The strikes put South Africa in a situation they could not recover from, allowed Michael Clarke to end with figures of 2 for 6, and brought up issues that passed unnoticed, and consequentially unsolved, in the first Test. The talk of South Africa being underprepared before Newlands - they had not played a Test since early January and five senior squad members had not played a first-class match in the lead-up to the series - was shelved when they issued a comprehensive beating to Australia. What was forgotten in the madness was that part of the victory included a South African innings in which they were dismissed for 96.

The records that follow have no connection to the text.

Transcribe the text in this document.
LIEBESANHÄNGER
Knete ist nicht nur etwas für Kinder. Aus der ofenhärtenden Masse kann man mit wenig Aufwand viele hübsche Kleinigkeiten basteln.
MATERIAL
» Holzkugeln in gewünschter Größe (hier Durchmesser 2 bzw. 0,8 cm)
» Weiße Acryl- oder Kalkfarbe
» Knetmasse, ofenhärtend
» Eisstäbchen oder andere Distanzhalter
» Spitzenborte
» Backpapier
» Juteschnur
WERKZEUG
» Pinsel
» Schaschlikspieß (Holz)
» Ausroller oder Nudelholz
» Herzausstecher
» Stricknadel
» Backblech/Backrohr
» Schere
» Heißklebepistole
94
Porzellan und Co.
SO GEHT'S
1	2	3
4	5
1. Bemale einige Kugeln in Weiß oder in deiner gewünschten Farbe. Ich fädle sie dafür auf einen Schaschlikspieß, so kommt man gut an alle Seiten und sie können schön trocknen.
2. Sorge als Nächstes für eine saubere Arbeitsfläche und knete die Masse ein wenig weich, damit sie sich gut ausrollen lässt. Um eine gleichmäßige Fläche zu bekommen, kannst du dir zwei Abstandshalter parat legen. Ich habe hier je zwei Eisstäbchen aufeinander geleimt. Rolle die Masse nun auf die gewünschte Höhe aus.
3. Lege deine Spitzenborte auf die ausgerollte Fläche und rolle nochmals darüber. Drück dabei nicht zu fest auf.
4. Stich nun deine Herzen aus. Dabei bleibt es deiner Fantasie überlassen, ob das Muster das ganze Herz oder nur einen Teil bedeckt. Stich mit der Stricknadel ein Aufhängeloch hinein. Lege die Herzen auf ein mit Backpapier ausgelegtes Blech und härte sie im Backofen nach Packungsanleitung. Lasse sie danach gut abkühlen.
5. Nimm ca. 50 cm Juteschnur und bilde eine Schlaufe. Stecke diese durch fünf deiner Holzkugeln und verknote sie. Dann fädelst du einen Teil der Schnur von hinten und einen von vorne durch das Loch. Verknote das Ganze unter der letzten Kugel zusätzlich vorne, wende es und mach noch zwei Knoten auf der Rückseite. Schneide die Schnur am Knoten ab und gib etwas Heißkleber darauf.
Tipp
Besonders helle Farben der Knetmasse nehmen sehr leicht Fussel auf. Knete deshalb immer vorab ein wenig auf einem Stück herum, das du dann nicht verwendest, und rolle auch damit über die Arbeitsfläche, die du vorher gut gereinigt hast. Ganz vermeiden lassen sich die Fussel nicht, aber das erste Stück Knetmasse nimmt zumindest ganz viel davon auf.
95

The middle and lower order, in particular, appeared vulnerable then, and did again during the first day's play at the Wanderers. Kallis said the collapse had more to do with shot-selection than lack of match-time. "At 240 for 4 you are dominating the game; we had far too many soft dismissals and it's something that we need to address," he said. "It hasn't got anything to do with the amount of cricket we played; its poor execution and shot making."

Kallis hinted that the South Africa batsmen may be struggling to change their mindset as they shift between different formats of the game. "The game has moved forward. Twenty20s and ODIs have forced change. In our case, it was poor shot making which shouldn't happen in Test cricket. There has also been some really good bowling in between all of that."

He was, perhaps, pointing to the lack of patience shown by the South Africa batsmen. Australia's bowlers, barring Pat Cummins, who managed good pace and bounce, were unthreatening for much of the day. Mitchell Johnson was often too full, Peter Siddle a tad loose on occasion and Lyon appeared to be in for a pasting in the early stages of play. Their challenging deliveries were interspersed with wayward ones, which South Africa did capitalise on, but could have continued to take advantage of had they allowed themselves more time.

Instead, every time they got the advantage they appeared in a rush and relinquished it. "As soon as one side started to dominate the other side came back," Kallis said. "They [de Villiers and Prince] got us well ahead of the game and then Australia came back."

To Australia's credit, when they broke the stand between Prince and de Villiers they made full use of the opening. "The main aim was to keep the pressure on and build up dot balls. Siddle stayed really attacking and got the breakthrough," Cummins said, indicating that it was patience from the bowlers that paid off.

South Africa will need the same mindset in the field and will want the bowlers to show a better temperament than their batsmen did. Kallis said there was "enough" in the pitch for the seamers to make something of in the morning but warned that they "should not try and bowl Australia out," but "be more patient and keep driving our areas."